03 mar, 2022 - 17:46 • Liliana Monteiro
Putin vai um dia sentar-se em tribunal? Anabela Alves, advogada de direito internacional, formadora de juízes na área dos crimes de guerra, ex-membro do grupo de advogados que acompanharam o tribunal, responde: “O Tribunal Penal Internacional (TPI) julgará responsáveis máximos por crimes. Agora se Putin será levado para Haia ou não, confesso que isso seria idealismo a mais. Putin tem uma potência nuclear conhecida por todos, mas os seus generais podem ser chamados”.
Anabela Alves recorda que “ninguém acreditava que Milosevic (Presidente Sérvio e da antiga Jugoslávia) ia ser julgado, que se ia sentar acusado no tribunal e aconteceu” e acredita que “vai acabar esta impunidade, não é a primeira vez que Putin invade um país e comete crimes de guerra e desta vez a justiça vai prevalecer, estou muito confiante”.
São já 38 os países (entre eles Portugal) que submeteram formalmente uma informação de crimes de guerra que podem ter sido cometidos na Ucrânia. Ação esta reconhecida já como a maior da história.
O procurador-geral Karim Khan prometeu já abrir investigações “independentes e objetivas” tão rapidamente quanto possível.
Das penas previstas “só está excluída a pena de morte”, explica esta especialista que acrescenta que a pena terá em conta o número e a gravidade de crimes provados assim como o número de vítimas.
O artigo 78 do Estatuto de Roma é claro, a pena não pode exceder os 30 anos de prisão. Não está prevista a pena de morte, mas existe a possibilidade de uma condenação a uma pena perpétua, a cumprir num país europeu. Anabela Alves refere que todos os estados colaboram com o TPI.
Já houve 39 estados que encaminharam suspeitas de (...)
“No caso da Ucrânia os crimes estão a ser cometidos em direto, a prova está mais acessível”, explicando que o procurador do TPI pode autonomamente começar a investigar uma situação, mas que o pedido formulado vai acelerar o âmbito de trabalhos.
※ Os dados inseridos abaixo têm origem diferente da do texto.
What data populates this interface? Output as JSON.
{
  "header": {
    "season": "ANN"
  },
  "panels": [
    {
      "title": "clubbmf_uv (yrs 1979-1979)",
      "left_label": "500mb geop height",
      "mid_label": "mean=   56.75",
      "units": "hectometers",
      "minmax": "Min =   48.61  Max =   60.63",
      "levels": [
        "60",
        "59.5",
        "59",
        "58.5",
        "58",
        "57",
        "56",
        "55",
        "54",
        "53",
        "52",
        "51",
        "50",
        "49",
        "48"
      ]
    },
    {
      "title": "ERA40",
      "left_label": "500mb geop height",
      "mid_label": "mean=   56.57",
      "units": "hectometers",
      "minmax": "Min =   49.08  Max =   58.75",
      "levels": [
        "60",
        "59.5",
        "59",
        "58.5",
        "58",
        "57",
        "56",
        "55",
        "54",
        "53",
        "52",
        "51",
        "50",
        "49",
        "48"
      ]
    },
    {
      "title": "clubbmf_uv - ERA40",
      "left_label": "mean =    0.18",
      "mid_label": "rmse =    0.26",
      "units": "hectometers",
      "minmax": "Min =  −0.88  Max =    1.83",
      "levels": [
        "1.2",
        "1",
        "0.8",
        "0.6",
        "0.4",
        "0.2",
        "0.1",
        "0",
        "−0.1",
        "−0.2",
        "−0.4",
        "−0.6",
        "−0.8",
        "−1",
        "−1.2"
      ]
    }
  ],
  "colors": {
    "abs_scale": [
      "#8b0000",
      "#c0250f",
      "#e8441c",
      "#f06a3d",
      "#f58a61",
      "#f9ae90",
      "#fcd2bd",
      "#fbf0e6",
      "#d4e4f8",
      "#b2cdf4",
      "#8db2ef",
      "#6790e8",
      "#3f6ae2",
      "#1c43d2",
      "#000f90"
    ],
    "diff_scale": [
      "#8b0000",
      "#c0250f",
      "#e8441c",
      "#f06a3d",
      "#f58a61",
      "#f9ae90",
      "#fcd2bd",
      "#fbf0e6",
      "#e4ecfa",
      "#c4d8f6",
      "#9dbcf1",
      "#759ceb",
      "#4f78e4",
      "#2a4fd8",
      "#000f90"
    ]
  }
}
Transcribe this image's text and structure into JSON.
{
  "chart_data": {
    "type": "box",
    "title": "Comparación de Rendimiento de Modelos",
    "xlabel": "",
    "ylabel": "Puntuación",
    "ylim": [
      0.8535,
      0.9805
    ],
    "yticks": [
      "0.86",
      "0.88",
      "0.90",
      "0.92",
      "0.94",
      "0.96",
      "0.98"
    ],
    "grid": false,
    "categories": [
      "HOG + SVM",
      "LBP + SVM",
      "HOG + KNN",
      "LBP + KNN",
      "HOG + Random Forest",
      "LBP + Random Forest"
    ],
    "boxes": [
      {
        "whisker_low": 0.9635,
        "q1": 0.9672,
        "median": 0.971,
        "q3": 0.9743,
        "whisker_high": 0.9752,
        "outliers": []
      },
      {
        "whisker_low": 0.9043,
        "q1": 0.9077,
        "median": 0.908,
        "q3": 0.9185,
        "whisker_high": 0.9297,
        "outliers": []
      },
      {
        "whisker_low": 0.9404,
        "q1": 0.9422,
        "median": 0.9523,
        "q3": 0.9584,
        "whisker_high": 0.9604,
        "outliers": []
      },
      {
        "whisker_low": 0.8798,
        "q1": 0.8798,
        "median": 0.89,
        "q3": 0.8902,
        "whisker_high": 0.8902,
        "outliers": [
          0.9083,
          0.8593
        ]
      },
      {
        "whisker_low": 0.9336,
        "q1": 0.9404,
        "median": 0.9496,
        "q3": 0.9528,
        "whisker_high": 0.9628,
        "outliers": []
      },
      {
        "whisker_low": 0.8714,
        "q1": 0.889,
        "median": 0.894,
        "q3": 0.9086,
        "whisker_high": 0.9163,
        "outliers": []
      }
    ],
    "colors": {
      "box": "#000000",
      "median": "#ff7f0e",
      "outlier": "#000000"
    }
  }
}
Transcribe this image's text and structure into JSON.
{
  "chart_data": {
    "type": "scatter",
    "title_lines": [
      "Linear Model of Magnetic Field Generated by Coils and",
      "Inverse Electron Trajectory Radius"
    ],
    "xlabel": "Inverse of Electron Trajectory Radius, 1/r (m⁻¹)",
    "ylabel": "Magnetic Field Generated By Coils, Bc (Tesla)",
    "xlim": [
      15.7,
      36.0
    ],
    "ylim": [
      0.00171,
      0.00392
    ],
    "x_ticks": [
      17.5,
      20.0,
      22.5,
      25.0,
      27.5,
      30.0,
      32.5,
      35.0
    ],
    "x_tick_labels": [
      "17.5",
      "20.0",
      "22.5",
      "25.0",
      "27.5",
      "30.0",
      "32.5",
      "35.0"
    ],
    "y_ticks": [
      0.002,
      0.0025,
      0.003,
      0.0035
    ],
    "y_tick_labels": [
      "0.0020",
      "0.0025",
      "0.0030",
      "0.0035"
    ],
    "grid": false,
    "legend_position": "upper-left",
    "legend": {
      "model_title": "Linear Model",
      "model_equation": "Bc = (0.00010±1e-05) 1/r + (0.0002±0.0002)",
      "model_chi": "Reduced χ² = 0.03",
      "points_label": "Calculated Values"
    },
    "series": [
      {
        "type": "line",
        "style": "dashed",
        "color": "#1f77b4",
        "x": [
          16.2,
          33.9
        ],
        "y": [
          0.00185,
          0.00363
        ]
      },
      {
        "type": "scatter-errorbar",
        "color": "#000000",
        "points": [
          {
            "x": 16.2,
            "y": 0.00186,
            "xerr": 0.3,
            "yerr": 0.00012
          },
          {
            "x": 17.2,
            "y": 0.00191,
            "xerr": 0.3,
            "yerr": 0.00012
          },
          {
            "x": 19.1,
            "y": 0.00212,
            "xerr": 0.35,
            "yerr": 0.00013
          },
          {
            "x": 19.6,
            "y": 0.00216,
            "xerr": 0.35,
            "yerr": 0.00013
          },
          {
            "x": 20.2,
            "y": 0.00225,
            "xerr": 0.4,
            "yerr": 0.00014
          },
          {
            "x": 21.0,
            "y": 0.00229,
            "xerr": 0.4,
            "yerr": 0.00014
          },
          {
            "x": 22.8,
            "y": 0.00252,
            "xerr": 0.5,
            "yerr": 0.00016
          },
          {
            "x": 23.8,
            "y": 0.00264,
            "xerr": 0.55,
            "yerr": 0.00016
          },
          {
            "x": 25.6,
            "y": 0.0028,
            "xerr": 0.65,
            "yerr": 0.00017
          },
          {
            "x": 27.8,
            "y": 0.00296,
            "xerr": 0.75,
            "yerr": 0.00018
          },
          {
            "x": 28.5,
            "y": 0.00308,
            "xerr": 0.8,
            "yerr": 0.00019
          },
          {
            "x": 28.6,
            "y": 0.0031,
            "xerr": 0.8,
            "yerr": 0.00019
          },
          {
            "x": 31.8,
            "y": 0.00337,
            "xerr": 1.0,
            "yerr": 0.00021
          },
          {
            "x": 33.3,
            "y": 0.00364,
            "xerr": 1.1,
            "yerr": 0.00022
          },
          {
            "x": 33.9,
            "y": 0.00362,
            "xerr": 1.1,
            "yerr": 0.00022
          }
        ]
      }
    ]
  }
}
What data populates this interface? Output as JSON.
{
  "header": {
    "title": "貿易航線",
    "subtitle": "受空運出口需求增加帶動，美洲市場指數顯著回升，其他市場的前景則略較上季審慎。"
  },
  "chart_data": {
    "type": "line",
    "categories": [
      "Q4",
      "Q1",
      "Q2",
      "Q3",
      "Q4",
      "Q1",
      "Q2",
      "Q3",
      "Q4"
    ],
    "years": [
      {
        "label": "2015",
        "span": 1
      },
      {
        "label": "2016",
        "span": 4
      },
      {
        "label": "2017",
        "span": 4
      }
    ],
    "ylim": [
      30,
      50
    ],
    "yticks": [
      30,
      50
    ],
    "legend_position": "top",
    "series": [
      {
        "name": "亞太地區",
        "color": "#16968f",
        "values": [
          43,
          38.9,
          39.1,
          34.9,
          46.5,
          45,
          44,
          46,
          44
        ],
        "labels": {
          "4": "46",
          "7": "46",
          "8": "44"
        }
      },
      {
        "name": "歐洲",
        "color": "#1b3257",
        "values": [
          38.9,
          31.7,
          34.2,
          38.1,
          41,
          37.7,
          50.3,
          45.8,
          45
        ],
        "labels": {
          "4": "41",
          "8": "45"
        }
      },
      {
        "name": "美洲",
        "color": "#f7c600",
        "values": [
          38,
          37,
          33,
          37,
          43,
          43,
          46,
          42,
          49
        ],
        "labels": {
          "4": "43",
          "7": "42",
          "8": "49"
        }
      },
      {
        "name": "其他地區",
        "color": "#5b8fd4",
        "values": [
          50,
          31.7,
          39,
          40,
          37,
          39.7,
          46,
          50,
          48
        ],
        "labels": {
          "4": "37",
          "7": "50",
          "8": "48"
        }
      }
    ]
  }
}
“Ele já tem uma equipa a investigar e vai começar a ouvir testemunhos, já tem investigadores no terreno”, acrescentando, que são “peritos, advogados sénior, investigadores, psicólogos, assistentes jurídicos, alguns já integrando uma equipa que está na Ucrânia”.
Com a guerra a decorrer há diligências que se tornam mais perigosas por outro lado lembra que os “testemunhos são mais claros porque a vítima está agora a sofrer, não é como no Camboja ou outros tribunais que demoraram muito tempo, perderam testemunhas que já não queriam depois colaborar porque já não tinham fé”.
Anabela Alves, especialista em direito internacional, revela que a prova agora recolhida “não vai levantar dúvidas porque os testemunhos estão frescos nesta altura” e isso é fundamental para a investigação. Investigação essa que por norma é longa porque os crimes são complexos. “O procurador Karim Khan vai conseguir fazer um bom trabalho”, acredita.
Esta especialista lembra que as convenções regulam o direito internacional e os modos como se pode, ou não, fazer uma guerra.
“Quem pode ser bombardeado e o que não pode, há coisas que numa guerra não podem ser feitas! Um exemplo: bombardeamento de hospitais, escolas, jardins de infância, matar civis de forma indiscriminada, que tentam fugir e já há relatório disso nesta guerra. Marcarem casas residenciais e civis para atacar, também há relatórios que mostram a existência disso. Tudo isto são crimes de guerra”.
E Anabela Alves dá ainda outro exemplo: “há um relatório do ataque à ilha Ucraniana. Soldados jovens -que não se sabe se morreram ou não. Os prisioneiros de guerra não podem ser mortos, tem de haver uma troca no fim do conflito”.